The presentation of OPV is non-specific and may present with either a large bile duct obstruction as in our patient or portal hypertension. In some cases of OPV, patients also have portal venous thrombosis which can be seen on imaging. In advanced OPV, the liver is indistinguishable from cirrhosis while in the early stages, parenchyma can be normal. On imaging, a wide range of intrahepatic and/or extrahepatic portal venous abnormalities can be seen with changes in liver and spleen stiffness and volume [15]. In our case imaging was completely unremarkable which is interesting. The liver was normal in size and contour and the portal vein was patent. OPV is definitively diagnosed by biopsy, which classically demonstrates thrombosis and sclerosis of the portal venous system, generation of minor vascular passages inside and circumferential to the portal tracts, and fibrosis. It is believed that this pattern of vascular disease is from diffuse thrombotic lesions throughout the tract, and the nodular regenerative hyperplasia is an adverse consequence of this process [16]. OPV and NCPH generally have a benign disease course but sometimes may cause hepatic failure, encephalopathy and portal vein thrombosis. Anticoagulation should be considered in patients who develop portal vein thrombosis as a result.
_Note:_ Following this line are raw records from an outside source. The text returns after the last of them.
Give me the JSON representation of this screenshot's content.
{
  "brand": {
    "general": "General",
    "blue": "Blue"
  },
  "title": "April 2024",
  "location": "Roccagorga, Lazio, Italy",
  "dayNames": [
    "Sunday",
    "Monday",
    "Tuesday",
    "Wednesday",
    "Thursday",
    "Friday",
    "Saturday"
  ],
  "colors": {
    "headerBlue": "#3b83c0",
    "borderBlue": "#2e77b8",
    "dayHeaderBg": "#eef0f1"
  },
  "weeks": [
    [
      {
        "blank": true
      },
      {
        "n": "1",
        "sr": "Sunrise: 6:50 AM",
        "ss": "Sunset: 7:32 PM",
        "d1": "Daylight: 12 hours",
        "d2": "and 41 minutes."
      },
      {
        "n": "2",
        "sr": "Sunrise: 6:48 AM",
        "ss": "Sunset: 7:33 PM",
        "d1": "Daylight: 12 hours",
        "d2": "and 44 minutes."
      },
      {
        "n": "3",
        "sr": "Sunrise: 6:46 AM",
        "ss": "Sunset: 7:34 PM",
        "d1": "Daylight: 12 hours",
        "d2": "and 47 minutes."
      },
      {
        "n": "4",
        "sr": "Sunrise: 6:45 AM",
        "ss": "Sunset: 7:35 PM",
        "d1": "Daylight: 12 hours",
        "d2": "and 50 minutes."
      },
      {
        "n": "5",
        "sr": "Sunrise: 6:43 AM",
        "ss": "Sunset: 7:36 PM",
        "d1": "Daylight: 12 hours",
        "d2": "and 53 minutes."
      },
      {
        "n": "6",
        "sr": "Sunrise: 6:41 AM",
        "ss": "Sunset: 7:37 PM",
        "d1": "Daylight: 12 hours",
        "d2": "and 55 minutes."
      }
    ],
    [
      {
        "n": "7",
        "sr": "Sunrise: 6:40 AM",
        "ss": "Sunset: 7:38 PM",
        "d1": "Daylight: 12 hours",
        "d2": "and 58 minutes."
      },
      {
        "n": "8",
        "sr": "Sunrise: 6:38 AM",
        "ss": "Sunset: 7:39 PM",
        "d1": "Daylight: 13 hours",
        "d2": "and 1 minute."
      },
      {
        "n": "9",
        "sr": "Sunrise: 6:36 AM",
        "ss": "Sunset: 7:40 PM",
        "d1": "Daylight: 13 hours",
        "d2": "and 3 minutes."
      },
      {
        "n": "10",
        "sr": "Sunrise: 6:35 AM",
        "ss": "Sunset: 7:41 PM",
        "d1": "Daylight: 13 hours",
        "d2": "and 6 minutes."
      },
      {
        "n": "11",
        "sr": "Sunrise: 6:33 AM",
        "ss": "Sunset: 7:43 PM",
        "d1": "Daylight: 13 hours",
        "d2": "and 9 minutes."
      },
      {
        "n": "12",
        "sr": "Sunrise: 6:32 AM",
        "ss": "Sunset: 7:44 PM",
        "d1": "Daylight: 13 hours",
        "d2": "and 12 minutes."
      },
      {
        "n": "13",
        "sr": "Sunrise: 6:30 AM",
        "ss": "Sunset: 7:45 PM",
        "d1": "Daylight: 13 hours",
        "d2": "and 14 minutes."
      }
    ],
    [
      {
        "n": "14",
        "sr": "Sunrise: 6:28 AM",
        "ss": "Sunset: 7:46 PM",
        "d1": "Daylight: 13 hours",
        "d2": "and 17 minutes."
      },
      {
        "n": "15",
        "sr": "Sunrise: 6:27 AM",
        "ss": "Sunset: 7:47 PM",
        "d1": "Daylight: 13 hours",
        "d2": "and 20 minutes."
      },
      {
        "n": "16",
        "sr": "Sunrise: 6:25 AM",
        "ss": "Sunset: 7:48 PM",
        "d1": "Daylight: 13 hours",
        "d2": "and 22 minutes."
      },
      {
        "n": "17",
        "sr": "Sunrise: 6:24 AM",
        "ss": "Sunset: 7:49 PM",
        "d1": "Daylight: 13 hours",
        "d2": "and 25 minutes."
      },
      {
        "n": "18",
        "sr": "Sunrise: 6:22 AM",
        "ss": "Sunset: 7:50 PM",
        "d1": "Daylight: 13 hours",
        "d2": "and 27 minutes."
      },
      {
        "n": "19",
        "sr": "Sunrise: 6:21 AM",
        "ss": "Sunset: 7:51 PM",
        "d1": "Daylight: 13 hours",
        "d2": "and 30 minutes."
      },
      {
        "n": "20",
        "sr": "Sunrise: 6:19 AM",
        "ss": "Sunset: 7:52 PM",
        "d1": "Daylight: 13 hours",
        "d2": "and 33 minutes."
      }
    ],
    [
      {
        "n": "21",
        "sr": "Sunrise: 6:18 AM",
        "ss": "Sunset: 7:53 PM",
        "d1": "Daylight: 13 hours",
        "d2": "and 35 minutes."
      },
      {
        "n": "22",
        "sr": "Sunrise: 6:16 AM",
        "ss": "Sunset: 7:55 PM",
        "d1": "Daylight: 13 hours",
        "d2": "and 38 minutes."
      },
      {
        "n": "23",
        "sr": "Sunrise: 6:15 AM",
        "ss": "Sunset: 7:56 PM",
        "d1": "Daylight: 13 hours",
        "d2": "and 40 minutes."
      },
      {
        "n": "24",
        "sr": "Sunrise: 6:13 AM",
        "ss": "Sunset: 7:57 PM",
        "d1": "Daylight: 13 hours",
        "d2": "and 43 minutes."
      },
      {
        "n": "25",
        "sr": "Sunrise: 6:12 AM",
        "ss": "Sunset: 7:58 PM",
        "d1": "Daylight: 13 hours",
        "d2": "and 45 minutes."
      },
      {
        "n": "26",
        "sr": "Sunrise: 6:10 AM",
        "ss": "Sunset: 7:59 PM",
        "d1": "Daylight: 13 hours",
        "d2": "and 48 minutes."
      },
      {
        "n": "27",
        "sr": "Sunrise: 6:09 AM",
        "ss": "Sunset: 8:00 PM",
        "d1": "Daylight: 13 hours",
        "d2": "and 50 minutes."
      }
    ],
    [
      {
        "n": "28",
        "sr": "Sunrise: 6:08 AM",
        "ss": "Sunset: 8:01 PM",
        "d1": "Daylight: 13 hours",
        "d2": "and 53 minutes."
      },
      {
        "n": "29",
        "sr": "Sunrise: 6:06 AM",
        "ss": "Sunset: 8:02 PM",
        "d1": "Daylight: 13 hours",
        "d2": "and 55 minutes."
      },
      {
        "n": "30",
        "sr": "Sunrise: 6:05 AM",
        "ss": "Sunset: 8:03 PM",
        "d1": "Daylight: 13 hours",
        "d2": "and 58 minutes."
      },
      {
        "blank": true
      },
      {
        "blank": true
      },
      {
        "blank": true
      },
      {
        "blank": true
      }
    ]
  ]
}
Since OCPs use increases the risk for thrombosis as mentioned in the mechanisms described above, they may lead to the pathogenesis of OPV. The case presented above is an extremely rare occurrence and more studies are needed to establish a correlation between OCP use and the development of OPV. Although portal venous thrombosis has been reported with OCP use in a single case report, no cases of intrahepatic OPV related to OCP use have been reported so far [17].

Learning points

OPV is a rare and under-reported entity. Through this case, we want to highlight that OCPs can cause liver injury which can present as OPV. This is due to the prothrombotic effects of OCPs and should be considered as a differential diagnosis if the labs and biopsy show findings suggestive of large bile duct obstruction. A liver biopsy may be required in these cases to establish a definitive diagnosis. OCPs should be stopped if there is suspicion of OPV in patients taking OCPs. In our case, stopping the medication led to the complete resolution of symptoms.

Acknowledgments

None to declare.

Financial Disclosure

There was no financial support provided by any institution or industry.

Conflict of Interest

There is no conflict of interest to be reported in this case report by any of the authors.

Informed Consent

Informed consent from the patient was obtained for publication of the case.

Author Contributions

MFA served as the primary author of this case report and worked on all the elements right from the introduction to the discussions. RT contributed to the pathological aspect of the case. AB provided oversight in the case and contributed to the discussion. All authors of this case report had important contributions that led to its final form.

Data Availability

Any inquiries regarding supporting data availability of this study should be directed to the corresponding author.